Nicole Pani (born Montandon on 30 October 1948 at Suresnes) is a former French athlete, who specialised in sprinting.

Biography  
Pani became notable in the 1966 junior track where she ran 11.8s in the 100 m. and 24.3s in the 200 m. She won second place at the European Championships in the category over 200m.
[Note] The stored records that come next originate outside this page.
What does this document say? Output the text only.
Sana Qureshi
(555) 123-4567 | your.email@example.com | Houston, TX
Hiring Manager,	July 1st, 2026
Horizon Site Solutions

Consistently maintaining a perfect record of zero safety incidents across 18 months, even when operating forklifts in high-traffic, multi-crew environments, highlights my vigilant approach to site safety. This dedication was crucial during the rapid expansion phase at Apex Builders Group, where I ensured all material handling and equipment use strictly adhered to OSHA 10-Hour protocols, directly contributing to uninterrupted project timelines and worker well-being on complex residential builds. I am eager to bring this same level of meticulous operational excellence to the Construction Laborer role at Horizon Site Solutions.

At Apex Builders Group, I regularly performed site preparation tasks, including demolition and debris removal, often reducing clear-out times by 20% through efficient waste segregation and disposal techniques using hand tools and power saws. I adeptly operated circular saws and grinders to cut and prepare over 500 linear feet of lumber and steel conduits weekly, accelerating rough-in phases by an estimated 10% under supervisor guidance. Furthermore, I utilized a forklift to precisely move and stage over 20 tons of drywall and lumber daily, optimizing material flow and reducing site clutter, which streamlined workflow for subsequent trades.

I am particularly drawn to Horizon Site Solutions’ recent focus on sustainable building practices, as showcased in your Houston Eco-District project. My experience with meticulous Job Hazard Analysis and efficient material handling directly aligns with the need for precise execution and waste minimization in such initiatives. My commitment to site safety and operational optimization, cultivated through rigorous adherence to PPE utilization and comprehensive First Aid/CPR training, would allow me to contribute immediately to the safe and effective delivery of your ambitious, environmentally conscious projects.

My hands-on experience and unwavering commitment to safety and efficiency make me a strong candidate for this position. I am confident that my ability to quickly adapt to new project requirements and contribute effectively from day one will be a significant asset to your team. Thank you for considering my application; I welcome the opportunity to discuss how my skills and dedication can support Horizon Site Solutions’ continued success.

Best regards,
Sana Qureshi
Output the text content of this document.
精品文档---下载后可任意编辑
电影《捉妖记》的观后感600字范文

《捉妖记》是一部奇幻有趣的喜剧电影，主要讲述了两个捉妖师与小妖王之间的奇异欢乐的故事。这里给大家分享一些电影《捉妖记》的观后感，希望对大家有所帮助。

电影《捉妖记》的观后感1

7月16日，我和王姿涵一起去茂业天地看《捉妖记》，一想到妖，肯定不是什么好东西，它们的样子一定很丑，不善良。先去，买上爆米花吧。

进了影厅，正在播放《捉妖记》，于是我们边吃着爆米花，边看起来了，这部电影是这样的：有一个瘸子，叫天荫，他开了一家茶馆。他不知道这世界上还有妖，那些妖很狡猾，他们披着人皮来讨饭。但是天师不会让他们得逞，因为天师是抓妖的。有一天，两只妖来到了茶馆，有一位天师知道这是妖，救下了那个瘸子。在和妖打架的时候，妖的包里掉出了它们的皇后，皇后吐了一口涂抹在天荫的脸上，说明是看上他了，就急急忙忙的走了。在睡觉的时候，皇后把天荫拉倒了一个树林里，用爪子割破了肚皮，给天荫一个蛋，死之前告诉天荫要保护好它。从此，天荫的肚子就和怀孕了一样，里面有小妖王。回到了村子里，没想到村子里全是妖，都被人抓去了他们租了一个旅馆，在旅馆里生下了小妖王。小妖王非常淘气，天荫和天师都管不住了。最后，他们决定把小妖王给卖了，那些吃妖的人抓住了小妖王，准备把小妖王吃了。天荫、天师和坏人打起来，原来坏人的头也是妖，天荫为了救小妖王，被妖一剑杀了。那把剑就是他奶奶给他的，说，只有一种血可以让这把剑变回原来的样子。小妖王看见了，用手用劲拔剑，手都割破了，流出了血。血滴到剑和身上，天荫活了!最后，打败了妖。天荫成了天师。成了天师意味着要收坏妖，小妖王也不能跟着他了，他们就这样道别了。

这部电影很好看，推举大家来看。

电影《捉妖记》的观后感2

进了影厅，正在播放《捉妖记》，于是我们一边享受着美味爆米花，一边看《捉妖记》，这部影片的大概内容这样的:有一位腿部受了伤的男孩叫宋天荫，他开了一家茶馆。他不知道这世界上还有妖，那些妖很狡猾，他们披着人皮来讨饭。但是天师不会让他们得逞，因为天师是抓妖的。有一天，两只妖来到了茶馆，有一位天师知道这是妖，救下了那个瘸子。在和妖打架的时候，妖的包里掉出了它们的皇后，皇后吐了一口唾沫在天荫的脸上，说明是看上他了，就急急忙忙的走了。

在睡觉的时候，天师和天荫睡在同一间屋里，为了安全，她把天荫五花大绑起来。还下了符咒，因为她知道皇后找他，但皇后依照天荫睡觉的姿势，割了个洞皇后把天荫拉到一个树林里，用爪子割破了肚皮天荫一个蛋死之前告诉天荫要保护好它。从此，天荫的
She married the long jumper, Jack Pani.

She participated in the 1968 Olympics, at Mexico and placed fifth in the 200m (23.0s).

Selected 29 times for French athletic teams, she won the silver medal in the 100m during the 1971 Mediterranean Games.  In 1972 she was second in the 4 × 1 lap relay in the European Indoor Championships at Grenoble, in the company of Michèle Beugnet,  Claudine Meire and Christiane Marlet.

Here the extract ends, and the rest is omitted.